In the predawn hours of Aug. 30, 2012, a rocket launched from Florida’s Cape Canaveral Air Force Station. Onboard were two 1,500-pound satellites, the Van Allen Probes. Their mission: to study two concentric, donut-shaped radiation belts that surround Earth.
These belts swell and shrink. According to NASA, the Van Allen Probes travel through the radiation belts at around 2,000 miles per hour. But to understand these belts, scientists are also interested in studying the ring current, an electrical current located approximately 6,200 to 37,000 miles from Earth.
“We study the ring current because, for one thing, it drives a global system of electrical currents both in space and on Earth’s surface, which during intense geomagnetic storms can cause severe damages to our technological systems,” said Matina Gkioulidou, of the Johns Hopkins University Applied Physics Laboratory, in a statement. “It also modifies the magnetic field in near-Earth space, which in turn controls the motion of the radiation belt particles that surround our planet. That means that understanding the dynamics of the ring current really matters in helping us understand how radiation belts evolve as well.”
Now, a paper published in Geophysical Research Letters has compiled data from a continuous year of observations from the ring. And scientists are realizing the rings behave much differently than previously thought.
The data was gathered by the Radiation Belt Storm Probes Ion Composition Experiment.
According to Gkioulidou, changes in the ring current are observable through changes in the Earth’s surface magnetic field.

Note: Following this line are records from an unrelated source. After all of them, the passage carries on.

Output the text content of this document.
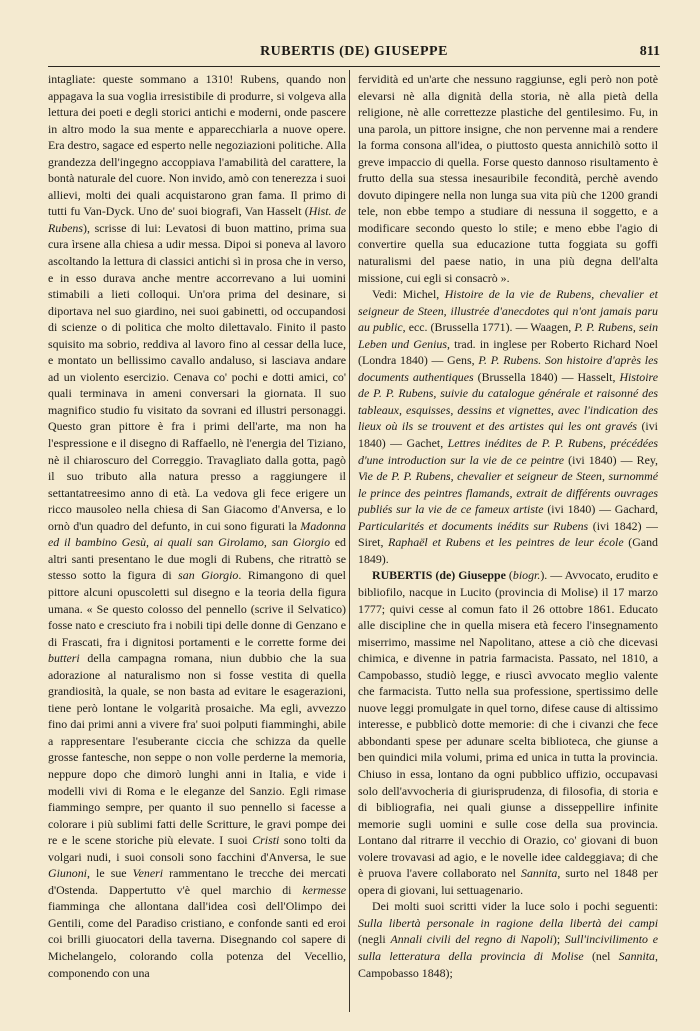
RUBERTIS (DE) GIUSEPPE	811

intagliate: queste sommano a 1310! Rubens, quando non appagava la sua voglia irresistibile di produrre, si volgeva alla lettura dei poeti e degli storici antichi e moderni, onde pascere in altro modo la sua mente e apparecchiarla a nuove opere. Era destro, sagace ed esperto nelle negoziazioni politiche. Alla grandezza dell'ingegno accoppiava l'amabilità del carattere, la bontà naturale del cuore. Non invido, amò con tenerezza i suoi allievi, molti dei quali acquistarono gran fama. Il primo di tutti fu Van-Dyck. Uno de' suoi biografi, Van Hasselt (Hist. de Rubens), scrisse di lui: Levatosi di buon mattino, prima sua cura ìrsene alla chiesa a udir messa. Dipoi si poneva al lavoro ascoltando la lettura di classici antichi sì in prosa che in verso, e in esso durava anche mentre accorrevano a lui uomini stimabili a lieti colloqui. Un'ora prima del desinare, si diportava nel suo giardino, nei suoi gabinetti, od occupandosi di scienze o di politica che molto dilettavalo. Finito il pasto squisito ma sobrio, reddiva al lavoro fino al cessar della luce, e montato un bellissimo cavallo andaluso, si lasciava andare ad un violento esercizio. Cenava co' pochi e dotti amici, co' quali terminava in ameni conversari la giornata. Il suo magnifico studio fu visitato da sovrani ed illustri personaggi. Questo gran pittore è fra i primi dell'arte, ma non ha l'espressione e il disegno di Raffaello, nè l'energia del Tiziano, nè il chiaroscuro del Correggio. Travagliato dalla gotta, pagò il suo tributo alla natura presso a raggiungere il settantatreesimo anno di età. La vedova gli fece erigere un ricco mausoleo nella chiesa di San Giacomo d'Anversa, e lo ornò d'un quadro del defunto, in cui sono figurati la Madonna ed il bambino Gesù, ai quali san Girolamo, san Giorgio ed altri santi presentano le due mogli di Rubens, che ritrattò se stesso sotto la figura di san Giorgio. Rimangono di quel pittore alcuni opuscoletti sul disegno e la teoria della figura umana. « Se questo colosso del pennello (scrive il Selvatico) fosse nato e cresciuto fra i nobili tipi delle donne di Genzano e di Frascati, fra i dignitosi portamenti e le corrette forme dei butteri della campagna romana, niun dubbio che la sua adorazione al naturalismo non si fosse vestita di quella grandiosità, la quale, se non basta ad evitare le esagerazioni, tiene però lontane le volgarità prosaiche. Ma egli, avvezzo fino dai primi anni a vivere fra' suoi polputi fiamminghi, abile a rappresentare l'esuberante ciccia che schizza da quelle grosse fantesche, non seppe o non volle perderne la memoria, neppure dopo che dimorò lunghi anni in Italia, e vide i modelli vivi di Roma e le eleganze del Sanzio. Egli rimase fiammingo sempre, per quanto il suo pennello si facesse a colorare i più sublimi fatti delle Scritture, le gravi pompe dei re e le scene storiche più elevate. I suoi Cristi sono tolti da volgari nudi, i suoi consoli sono facchini d'Anversa, le sue Giunoni, le sue Veneri rammentano le trecche dei mercati d'Ostenda. Dappertutto v'è quel marchio di kermesse fiamminga che allontana dall'idea così dell'Olimpo dei Gentili, come del Paradiso cristiano, e confonde santi ed eroi coi brilli giuocatori della taverna. Disegnando col sapere di Michelangelo, colorando colla potenza del Vecellio, componendo con una

fervidità ed un'arte che nessuno raggiunse, egli però non potè elevarsi nè alla dignità della storia, nè alla pietà della religione, nè alle correttezze plastiche del gentilesimo. Fu, in una parola, un pittore insigne, che non pervenne mai a rendere la forma consona all'idea, o piuttosto questa annichilò sotto il greve impaccio di quella. Forse questo dannoso risultamento è frutto della sua stessa inesauribile fecondità, perchè avendo dovuto dipingere nella non lunga sua vita più che 1200 grandi tele, non ebbe tempo a studiare di nessuna il soggetto, e a modificare secondo questo lo stile; e meno ebbe l'agio di convertire quella sua educazione tutta foggiata su goffi naturalismi del paese natio, in una più degna dell'alta missione, cui egli si consacrò ».

Vedi: Michel, Histoire de la vie de Rubens, chevalier et seigneur de Steen, illustrée d'anecdotes qui n'ont jamais paru au public, ecc. (Brussella 1771). — Waagen, P. P. Rubens, sein Leben und Genius, trad. in inglese per Roberto Richard Noel (Londra 1840) — Gens, P. P. Rubens. Son histoire d'après les documents authentiques (Brussella 1840) — Hasselt, Histoire de P. P. Rubens, suivie du catalogue générale et raisonné des tableaux, esquisses, dessins et vignettes, avec l'indication des lieux où ils se trouvent et des artistes qui les ont gravés (ivi 1840) — Gachet, Lettres inédites de P. P. Rubens, précédées d'une introduction sur la vie de ce peintre (ivi 1840) — Rey, Vie de P. P. Rubens, chevalier et seigneur de Steen, surnommé le prince des peintres flamands, extrait de différents ouvrages publiés sur la vie de ce fameux artiste (ivi 1840) — Gachard, Particularités et documents inédits sur Rubens (ivi 1842) — Siret, Raphaël et Rubens et les peintres de leur école (Gand 1849).

RUBERTIS (de) Giuseppe (biogr.). — Avvocato, erudito e bibliofilo, nacque in Lucito (provincia di Molise) il 17 marzo 1777; quivi cesse al comun fato il 26 ottobre 1861. Educato alle discipline che in quella misera età fecero l'insegnamento miserrimo, massime nel Napolitano, attese a ciò che dicevasi chimica, e divenne in patria farmacista. Passato, nel 1810, a Campobasso, studiò legge, e riuscì avvocato meglio valente che farmacista. Tutto nella sua professione, spertissimo delle nuove leggi promulgate in quel torno, difese cause di altissimo interesse, e pubblicò dotte memorie: di che i civanzi che fece abbondanti spese per adunare scelta biblioteca, che giunse a ben quindici mila volumi, prima ed unica in tutta la provincia. Chiuso in essa, lontano da ogni pubblico uffizio, occupavasi solo dell'avvocheria di giurisprudenza, di filosofia, di storia e di bibliografia, nei quali giunse a disseppellire infinite memorie sugli uomini e sulle cose della sua provincia. Lontano dal ritrarre il vecchio di Orazio, co' giovani di buon volere trovavasi ad agio, e le novelle idee caldeggiava; di che è pruova l'avere collaborato nel Sannita, surto nel 1848 per opera di giovani, lui settuagenario.

Dei molti suoi scritti vider la luce solo i pochi seguenti: Sulla libertà personale in ragione della libertà dei campi (negli Annali civili del regno di Napoli); Sull'incivilimento e sulla letteratura della provincia di Molise (nel Sannita, Campobasso 1848);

But previous methods only represented the dynamics of low-energy protons.
“Previously, the state of the ring current has been inferred from variations of the Sym-H index,” said Gkioulidou.
Armed with the one-year data, the researchers found presence of a persistent ring current, comprised of high-energy protons. The current was present even when there was a lack of geomagnetic storms. During geomagnetic storms, the current is bolstered by low-energy protons entering the near-Earth region.
Previously, scientists thought the ring current wax and waned, but didn’t establish any delineation between low-energy and high-energy protons, according to NASA.